Firm also predicts a rebound in tender price growth in 2020 and 2021
Large material price increases are offsetting the stuttering economy this year, Mace has said in its latest tender price update.
This has meant that the firm has decided to maintain its national tender price growth prediction of 2.5% for 2017.
However, Mace expects weaker growth next year to hold back any substantial tender price growth, particularly in London due to the weak commercial sector. The firm is therefore also maintaining its 0.5% forecast for tender price growth nationally next year.
Beyond 2018, Mace said it expects tender prices to “steadily” increase as clarity around Brexit is given and confidence returns to the markets, returning to 4% by 2021.
The firm is predicting a return to tender price growth in 2020 and 2021 on the back of “noises” from the government over a possible transitional period as part of Brexit, meaning “a cliff-edge” is avoided in 2019. This would result in confidence and growth returning.
But Mace warned that if the UK and EU are unable to come to an agreement it is likely tender price growth will be more subdued.
The firm added that so far 2017 had not been “easy” for the industry with sustained growth only seen within the public housing sector.
Public housing though, only makes up 5% of all new work, meaning its impact on the wider market is limited, Mace said.
This drop in activity across the majority of sectors is likely to lead to more competitive bidding, the firm added.
Steve Mason, managing director of cost consultancy at Mace, said: “The continued uncertainty as to the final outcome from Brexit is resulting in mixed messages for the market. An anticipated market downturn is countered by steady workloads and a consistent level of bidding activity.

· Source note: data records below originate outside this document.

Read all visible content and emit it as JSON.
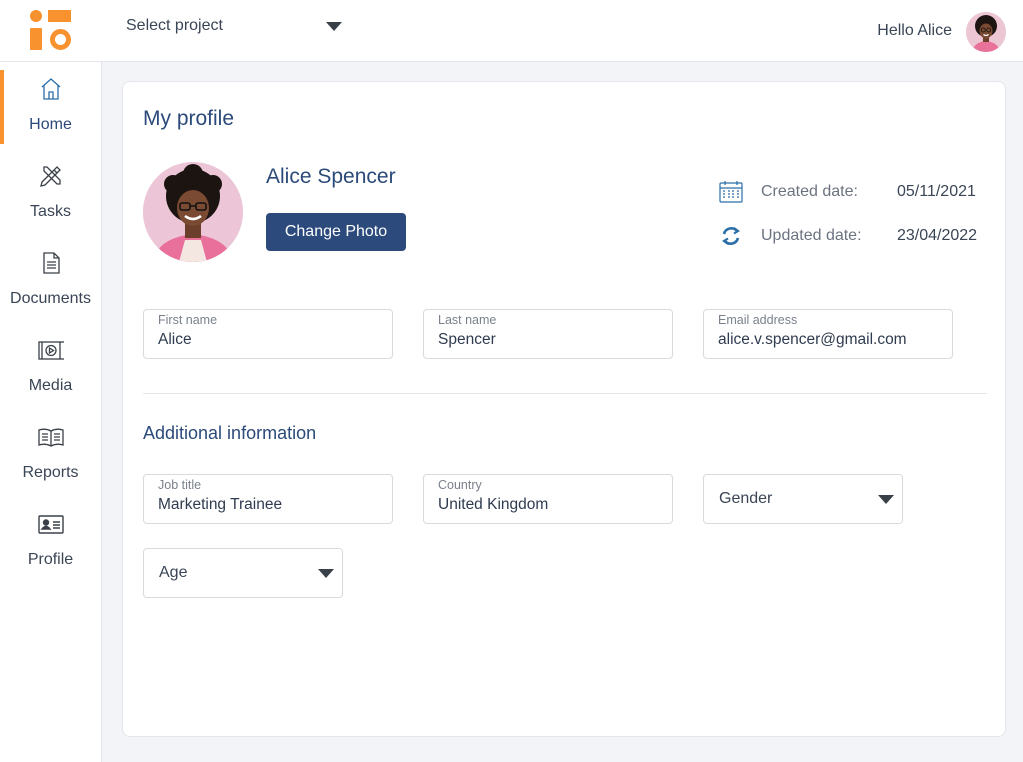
{
  "topbar": {
    "project_select": {
      "label": "Select project"
    },
    "greeting": "Hello Alice"
  },
  "sidebar": {
    "items": [
      {
        "label": "Home",
        "icon": "home-icon",
        "active": true
      },
      {
        "label": "Tasks",
        "icon": "tasks-icon",
        "active": false
      },
      {
        "label": "Documents",
        "icon": "document-icon",
        "active": false
      },
      {
        "label": "Media",
        "icon": "media-icon",
        "active": false
      },
      {
        "label": "Reports",
        "icon": "reports-icon",
        "active": false
      },
      {
        "label": "Profile",
        "icon": "profile-card-icon",
        "active": false
      }
    ]
  },
  "profile": {
    "title": "My profile",
    "name": "Alice Spencer",
    "change_photo_label": "Change Photo",
    "created": {
      "label": "Created date:",
      "value": "05/11/2021",
      "icon": "calendar-icon"
    },
    "updated": {
      "label": "Updated date:",
      "value": "23/04/2022",
      "icon": "refresh-icon"
    },
    "fields": {
      "first_name": {
        "label": "First name",
        "value": "Alice"
      },
      "last_name": {
        "label": "Last name",
        "value": "Spencer"
      },
      "email": {
        "label": "Email address",
        "value": "alice.v.spencer@gmail.com"
      }
    }
  },
  "additional": {
    "title": "Additional information",
    "job_title": {
      "label": "Job title",
      "value": "Marketing Trainee"
    },
    "country": {
      "label": "Country",
      "value": "United Kingdom"
    },
    "gender": {
      "value": "Gender"
    },
    "age": {
      "value": "Age"
    }
  },
  "colors": {
    "accent": "#f7922f",
    "primary": "#2c4a7c",
    "icon_blue": "#2c6ea8"
  }
}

“In many ways, little has changed for a number of months and while there appears to be an expectation of a fall at some point, this apprehension has existed since the referendum last year. We fully expect this overall sentiment to continue, with our forecast tender price increases holding steady due to continued exchange rate pressures and material price rises being tempered by an increasing appetite for secured workload in 2018 and beyond.”